JENDELANUSANTARA.COM, Jakarta – Menteri Dalam Negeri (Mendagri) Muhammad Tito Karnavian mendorong finalisasi revisi Undang-Undang (UU) Nomor 2 Tahun 2024 tentang Provinsi Daerah Khusus Jakarta (DKJ) guna memberikan kepastian status Jakarta. Revisi ini tidak hanya menyangkut administrasi, tetapi juga memastikan legitimasi hukum bagi Jakarta sebagai pusat ekonomi dan budaya.

Mendagri menegaskan, revisi UU DKJ bertujuan memberikan landasan hukum yang jelas terkait perubahan status Jakarta dari Daerah Khusus Ibukota (DKI) menjadi DKJ. Status ibu kota negara Jakarta akan tetap berlaku hingga penerbitan Keputusan Presiden (Keppres) mengenai pemindahan ibu kota ke Ibu Kota Nusantara (IKN).

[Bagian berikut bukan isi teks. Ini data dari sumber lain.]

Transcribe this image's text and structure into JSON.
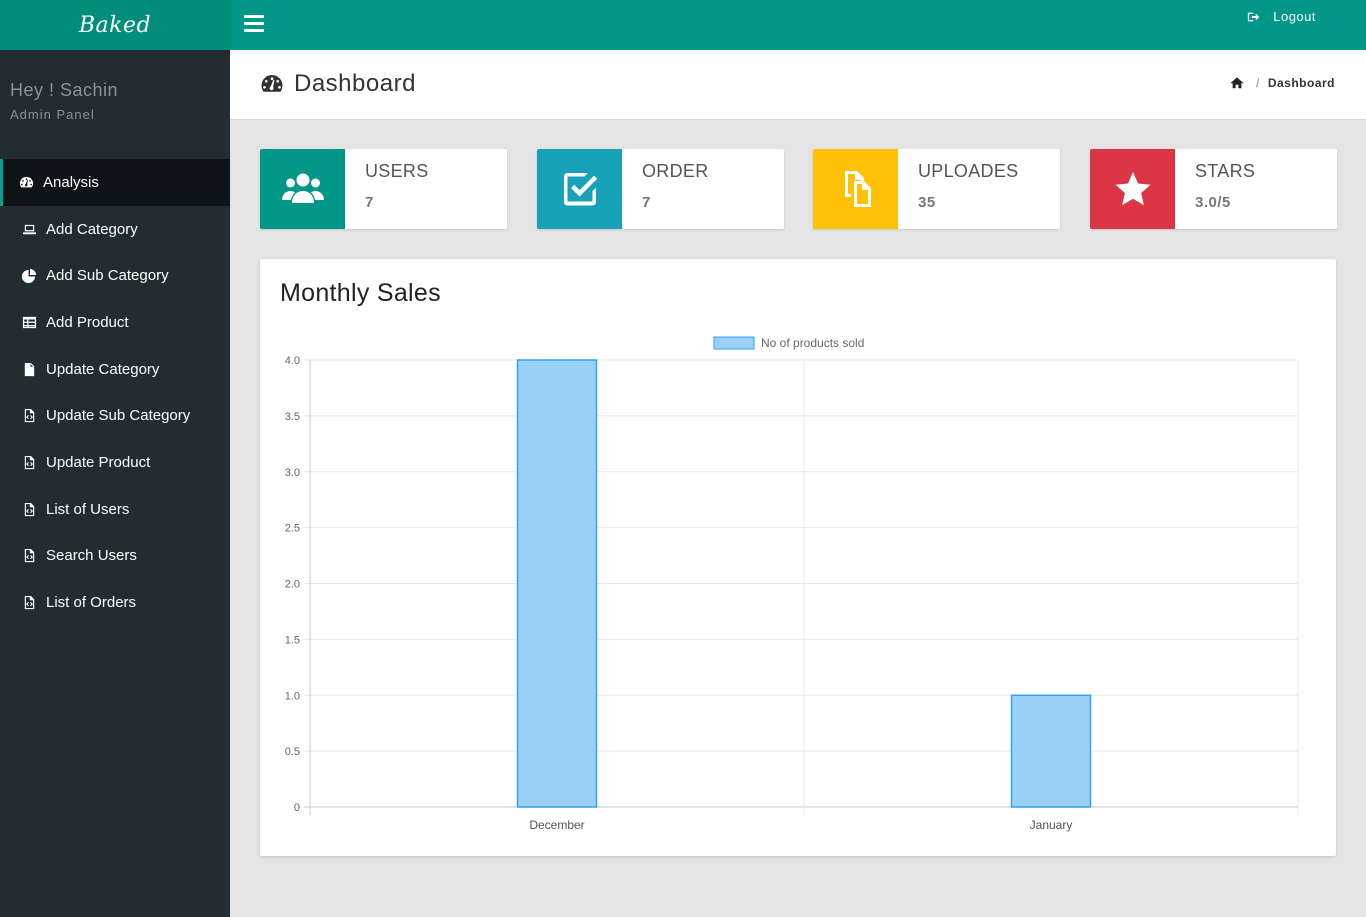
{
  "sidebar": {
    "brand": "Baked",
    "greeting": "Hey ! Sachin",
    "role": "Admin Panel",
    "items": [
      {
        "label": "Analysis",
        "icon": "dashboard-icon",
        "active": true
      },
      {
        "label": "Add Category",
        "icon": "laptop-icon"
      },
      {
        "label": "Add Sub Category",
        "icon": "pie-chart-icon"
      },
      {
        "label": "Add Product",
        "icon": "table-icon"
      },
      {
        "label": "Update Category",
        "icon": "file-icon"
      },
      {
        "label": "Update Sub Category",
        "icon": "file-code-icon"
      },
      {
        "label": "Update Product",
        "icon": "file-code-icon"
      },
      {
        "label": "List of Users",
        "icon": "file-code-icon"
      },
      {
        "label": "Search Users",
        "icon": "file-code-icon"
      },
      {
        "label": "List of Orders",
        "icon": "file-code-icon"
      }
    ]
  },
  "topbar": {
    "logout_label": "Logout"
  },
  "header": {
    "title": "Dashboard",
    "breadcrumb_current": "Dashboard"
  },
  "stats": [
    {
      "label": "USERS",
      "value": "7",
      "color": "#009688",
      "icon": "users-icon"
    },
    {
      "label": "ORDER",
      "value": "7",
      "color": "#17a2b8",
      "icon": "check-square-icon"
    },
    {
      "label": "UPLOADES",
      "value": "35",
      "color": "#ffc107",
      "icon": "files-icon"
    },
    {
      "label": "STARS",
      "value": "3.0/5",
      "color": "#dc3545",
      "icon": "star-icon"
    }
  ],
  "chart": {
    "title": "Monthly Sales"
  },
  "chart_data": {
    "type": "bar",
    "categories": [
      "December",
      "January"
    ],
    "series": [
      {
        "name": "No of products sold",
        "values": [
          4,
          1
        ]
      }
    ],
    "ylim": [
      0,
      4
    ],
    "yticks": [
      "4.0",
      "3.5",
      "3.0",
      "2.5",
      "2.0",
      "1.5",
      "1.0",
      "0.5",
      "0"
    ],
    "bar_fill": "#9ad0f5",
    "bar_stroke": "#36a2eb",
    "grid": true,
    "legend": "top"
  }
}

“Waktu penyusunan undang-undang dulu dari hasil pembahasan dengan DPR RI yang sekarang, dan juga di tingkat pemerintah, ada ketegasan. Jadi harus ada sisipan pasal yang menegaskan ketika nanti ibu kota pindah ke IKN (Ibu Kota Nusantara) dengan Perpres (Keppres-red), status Jakarta kan bukan lagi Daerah Khusus Ibukota, tapi namanya Daerah Khusus Jakarta,” ujar Mendagri kepada awak media usai Rapat Kerja Badan Legislasi Bersama Pemerintah dan Dewan Perwakilan Daerah (DPD) Republik Indonesia (RI) di Gedung Nusantara I, Dewan Perwakilan Rakyat (DPR), Jakarta, Senin (18/11/2024).

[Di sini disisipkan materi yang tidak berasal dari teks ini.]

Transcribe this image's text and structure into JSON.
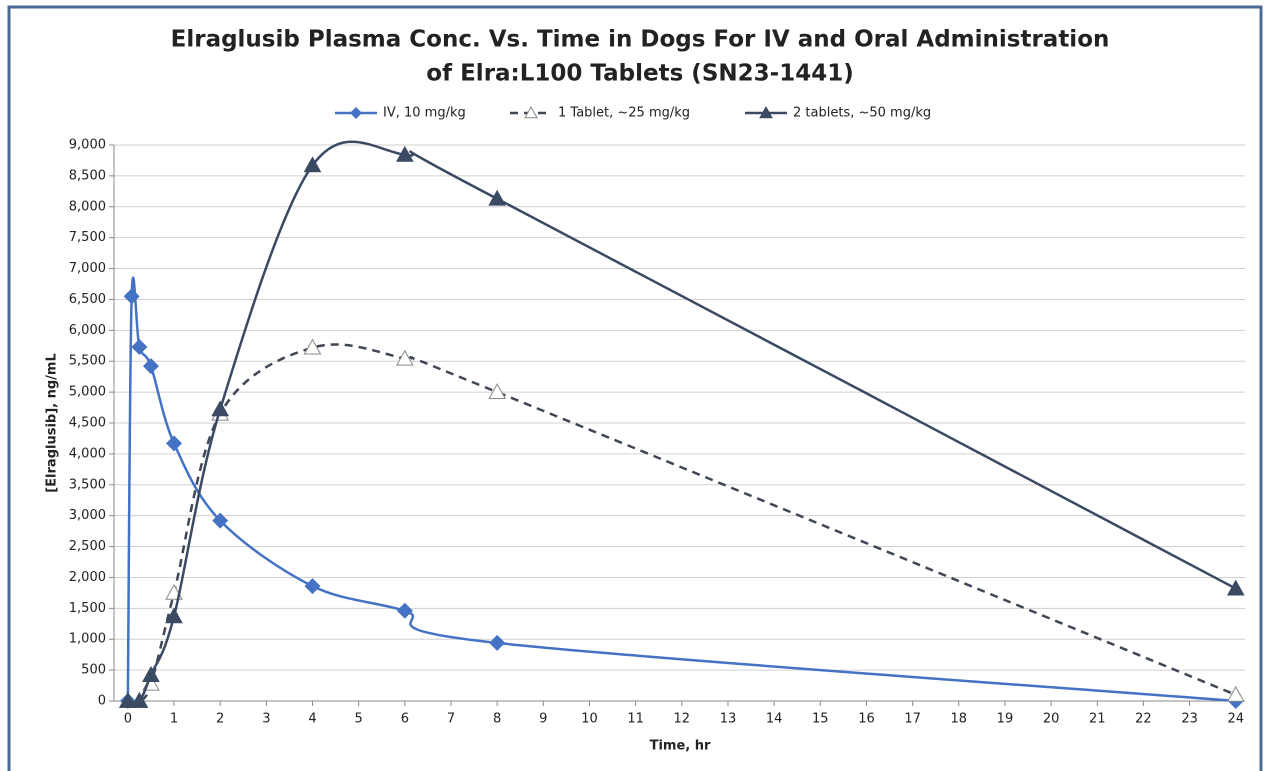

Mendagri menjelaskan, revisi UU DKJ ini penting untuk menegaskan status pemerintahan Jakarta, termasuk dalam pemilihan gubernur, keanggotaan DPRD, dan keterwakilan di DPR RI serta DPD RI.

“Statusnya itu sebelum pindah IKN-nya dengan Perpres (Keppres-red), gubernurnya tetap Gubernur DKI, DPRD-nya DPRD DKI, kemudian yang lain juga DPD RI, DPR RI daerah pemilihan DKI. Tapi begitu Perpres (Keppres-red) keluar, status ibu kotanya pindah ke IKN, maka nama gubernurnya nanti bukan Gubernur DKI, tapi Gubernur DKJ. Kemudian DPRD-nya DPRD DKJ, DPD RI dan DPR RI yang ada di sini Senayan itu adalah dari Dapil DKJ,” jelasnya.

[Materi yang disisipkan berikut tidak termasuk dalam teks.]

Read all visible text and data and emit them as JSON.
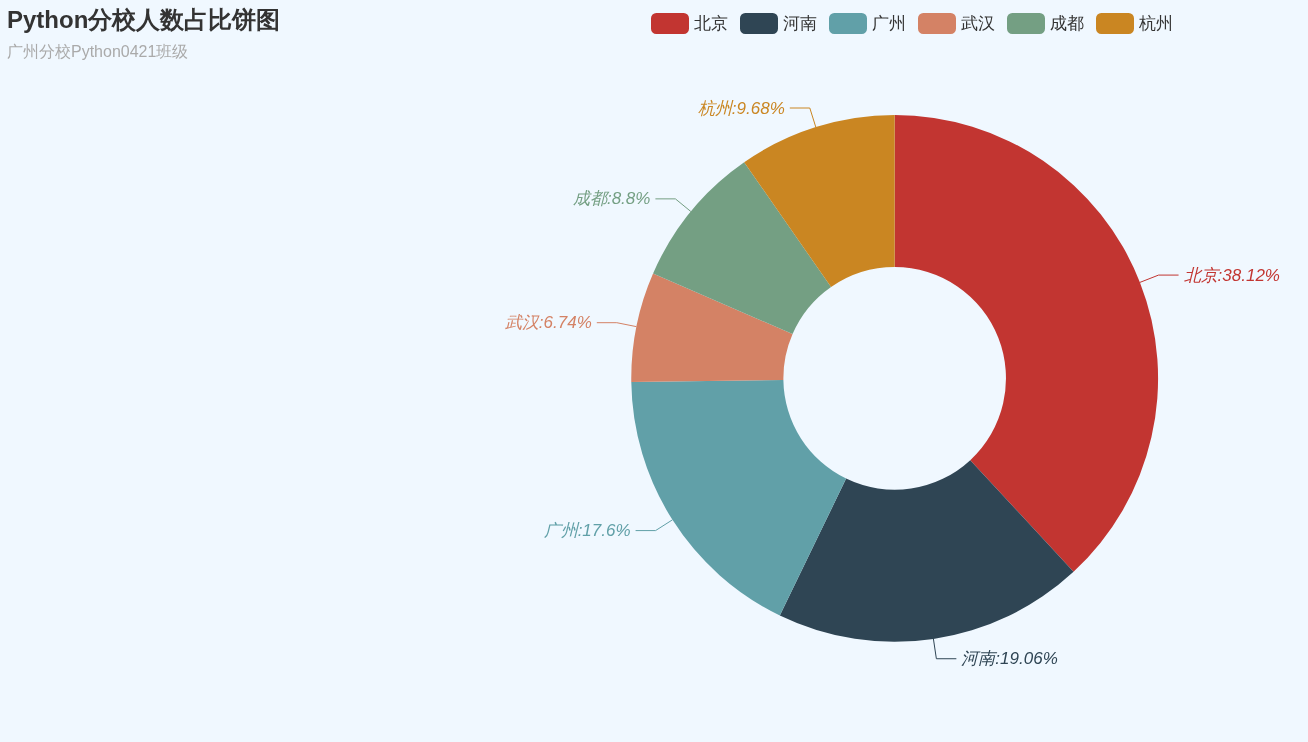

Mendagri pun mengapresiasi komitmen Presiden Prabowo Subianto dalam memastikan pembangunan infrastruktur pemerintahan di IKN yang mencakup eksekutif, yudikatif, dan legislatif. Hal ini dipandang sebagai langkah strategis untuk memantapkan IKN sebagai pusat pemerintahan.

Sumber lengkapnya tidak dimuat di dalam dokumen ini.